The Black team had trouble generating easy points and scoring in the halfcourt while N’Diaye had little difficulty dunking whenever he wanted against Kemp and Jarreau thanks to Thomas who constantly fed him with assists beneath the rim. When the incoming freshmen forced the 7-foot center outside the lane, he missed a few jump hooks and a wild short jumper on the baseline. Still, N’Diaye’s best offense were putback dunks and he had plenty of those.
Kemp (6-9 and 265) had a solid outing in the post and ran the floor well, but Jarreau (6-10, 195) lacked the girth and strength to defend the 260-pound N’Diaye. The Black team could have used fifth-year senior co-captain Darnell Gant and it would have been interesting to see the 6-8, 230-pound forward against N’Diaye.
The scariest moment of the night came midway in the second half when Wroten attempted to toss the ball off the glass for a putback jam. The maneuver might have worked if N’Diaye wasn’t in the way. He ducked and tried to avoid contact, but undercut a high-flying Wroten who crashed hard to the court. The gym fell silent for several long moments as Wroten lay motionless. After a minute or so, he got up walked gingerly to the sideline holding his right (non-shooting) wrist. He did not return in the final eight minutes.

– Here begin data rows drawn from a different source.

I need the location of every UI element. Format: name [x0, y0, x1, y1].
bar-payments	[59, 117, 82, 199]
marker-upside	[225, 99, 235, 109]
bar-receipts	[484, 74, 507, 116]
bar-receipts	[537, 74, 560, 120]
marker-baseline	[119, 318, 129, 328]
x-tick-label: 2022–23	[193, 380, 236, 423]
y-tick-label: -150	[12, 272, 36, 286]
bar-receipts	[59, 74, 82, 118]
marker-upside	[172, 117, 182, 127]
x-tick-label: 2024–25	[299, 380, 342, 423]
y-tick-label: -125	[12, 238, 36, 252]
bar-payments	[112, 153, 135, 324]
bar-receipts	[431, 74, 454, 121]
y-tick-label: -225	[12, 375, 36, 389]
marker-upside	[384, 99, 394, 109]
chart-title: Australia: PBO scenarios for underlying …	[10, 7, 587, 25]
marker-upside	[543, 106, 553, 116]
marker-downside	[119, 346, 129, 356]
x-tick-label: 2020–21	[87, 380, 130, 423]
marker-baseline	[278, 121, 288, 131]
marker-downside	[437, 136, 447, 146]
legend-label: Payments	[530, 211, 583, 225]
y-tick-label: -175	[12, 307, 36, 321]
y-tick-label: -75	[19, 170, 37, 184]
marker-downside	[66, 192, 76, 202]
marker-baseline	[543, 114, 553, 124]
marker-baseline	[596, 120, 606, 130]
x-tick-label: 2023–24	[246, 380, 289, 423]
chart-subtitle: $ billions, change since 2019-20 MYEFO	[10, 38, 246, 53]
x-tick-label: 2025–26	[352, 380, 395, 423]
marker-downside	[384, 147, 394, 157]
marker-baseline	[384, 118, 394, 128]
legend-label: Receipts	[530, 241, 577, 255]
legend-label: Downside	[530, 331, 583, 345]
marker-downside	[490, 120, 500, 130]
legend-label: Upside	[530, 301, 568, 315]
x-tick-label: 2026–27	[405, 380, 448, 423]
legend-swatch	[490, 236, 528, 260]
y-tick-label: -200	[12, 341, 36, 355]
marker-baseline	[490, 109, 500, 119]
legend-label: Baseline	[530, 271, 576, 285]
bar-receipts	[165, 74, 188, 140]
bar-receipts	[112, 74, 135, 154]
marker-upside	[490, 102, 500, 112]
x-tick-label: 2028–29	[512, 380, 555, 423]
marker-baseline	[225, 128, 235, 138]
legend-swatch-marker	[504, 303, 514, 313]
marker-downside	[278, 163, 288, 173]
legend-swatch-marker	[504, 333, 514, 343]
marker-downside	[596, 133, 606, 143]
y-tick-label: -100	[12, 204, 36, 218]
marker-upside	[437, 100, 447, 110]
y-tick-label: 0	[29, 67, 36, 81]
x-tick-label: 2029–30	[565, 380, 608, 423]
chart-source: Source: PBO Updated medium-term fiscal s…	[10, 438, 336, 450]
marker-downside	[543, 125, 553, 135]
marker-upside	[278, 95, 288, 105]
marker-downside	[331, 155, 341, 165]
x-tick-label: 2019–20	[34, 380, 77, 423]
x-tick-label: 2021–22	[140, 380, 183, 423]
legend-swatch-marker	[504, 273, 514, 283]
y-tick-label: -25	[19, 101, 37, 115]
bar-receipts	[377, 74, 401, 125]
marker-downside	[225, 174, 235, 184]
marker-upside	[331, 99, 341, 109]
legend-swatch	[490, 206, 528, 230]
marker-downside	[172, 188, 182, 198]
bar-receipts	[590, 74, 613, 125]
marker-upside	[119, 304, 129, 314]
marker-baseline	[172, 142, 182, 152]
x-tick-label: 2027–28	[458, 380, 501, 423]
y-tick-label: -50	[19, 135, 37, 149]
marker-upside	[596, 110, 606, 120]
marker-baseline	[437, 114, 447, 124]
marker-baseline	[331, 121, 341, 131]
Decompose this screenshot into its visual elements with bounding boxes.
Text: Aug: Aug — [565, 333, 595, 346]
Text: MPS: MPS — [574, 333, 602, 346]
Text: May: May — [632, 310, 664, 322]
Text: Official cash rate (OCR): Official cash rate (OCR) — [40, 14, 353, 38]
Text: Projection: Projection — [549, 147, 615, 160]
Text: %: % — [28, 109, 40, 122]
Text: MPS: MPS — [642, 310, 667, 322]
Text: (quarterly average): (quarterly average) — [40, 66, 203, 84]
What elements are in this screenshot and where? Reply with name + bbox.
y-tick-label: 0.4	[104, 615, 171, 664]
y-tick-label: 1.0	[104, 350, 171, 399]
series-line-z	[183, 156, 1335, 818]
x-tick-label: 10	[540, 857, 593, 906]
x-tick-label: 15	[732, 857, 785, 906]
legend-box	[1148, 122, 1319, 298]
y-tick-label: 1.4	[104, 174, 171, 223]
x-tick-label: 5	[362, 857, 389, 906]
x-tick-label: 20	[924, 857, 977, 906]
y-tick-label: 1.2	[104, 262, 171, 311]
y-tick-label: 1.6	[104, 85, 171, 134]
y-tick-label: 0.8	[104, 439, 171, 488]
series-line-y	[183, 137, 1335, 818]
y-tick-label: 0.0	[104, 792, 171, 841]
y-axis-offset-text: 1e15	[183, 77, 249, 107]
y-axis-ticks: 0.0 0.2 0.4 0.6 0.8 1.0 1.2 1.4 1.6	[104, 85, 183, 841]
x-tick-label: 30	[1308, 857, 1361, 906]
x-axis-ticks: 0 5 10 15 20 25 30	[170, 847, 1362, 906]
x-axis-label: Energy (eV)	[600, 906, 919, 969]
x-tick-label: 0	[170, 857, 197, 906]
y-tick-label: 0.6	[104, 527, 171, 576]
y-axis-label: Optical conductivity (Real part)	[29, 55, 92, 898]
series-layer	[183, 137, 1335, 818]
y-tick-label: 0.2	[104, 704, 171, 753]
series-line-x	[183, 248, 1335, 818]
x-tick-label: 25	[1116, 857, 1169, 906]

— With Ross at small forward and Wroten at point guard, it’s difficult to get a gauge on Stewart in this type of setting. He plays a shooting guard role, but just doesn’t get enough touches or shots. His best play came in the second half when he scored on a driving floater.
— Junior co-captain Abdul Gaddy watched from the sideline.
— A team comprised of Washington freshmen Desmond Simmons, Andrew Andrews, Martin Breunig and Clarence Trent, the former Husky who transferred to Seattle University lost 68-65. It was a close game until the end, but the team comprised of UW players didn’t have a go-to guy at the end. Andrews played well for most of the game, but in the final minutes he deferred to Trent wo tried to carry them to a victory. Simmons and Breunig were literally all over the place. They’re versatility is an asset and a liability. They have a vast array of skills, but on the offensive end they would have been better served to pick 1-2 maneuvers and work exclusively on those moves. But then what better place to experiment than in a summer league game?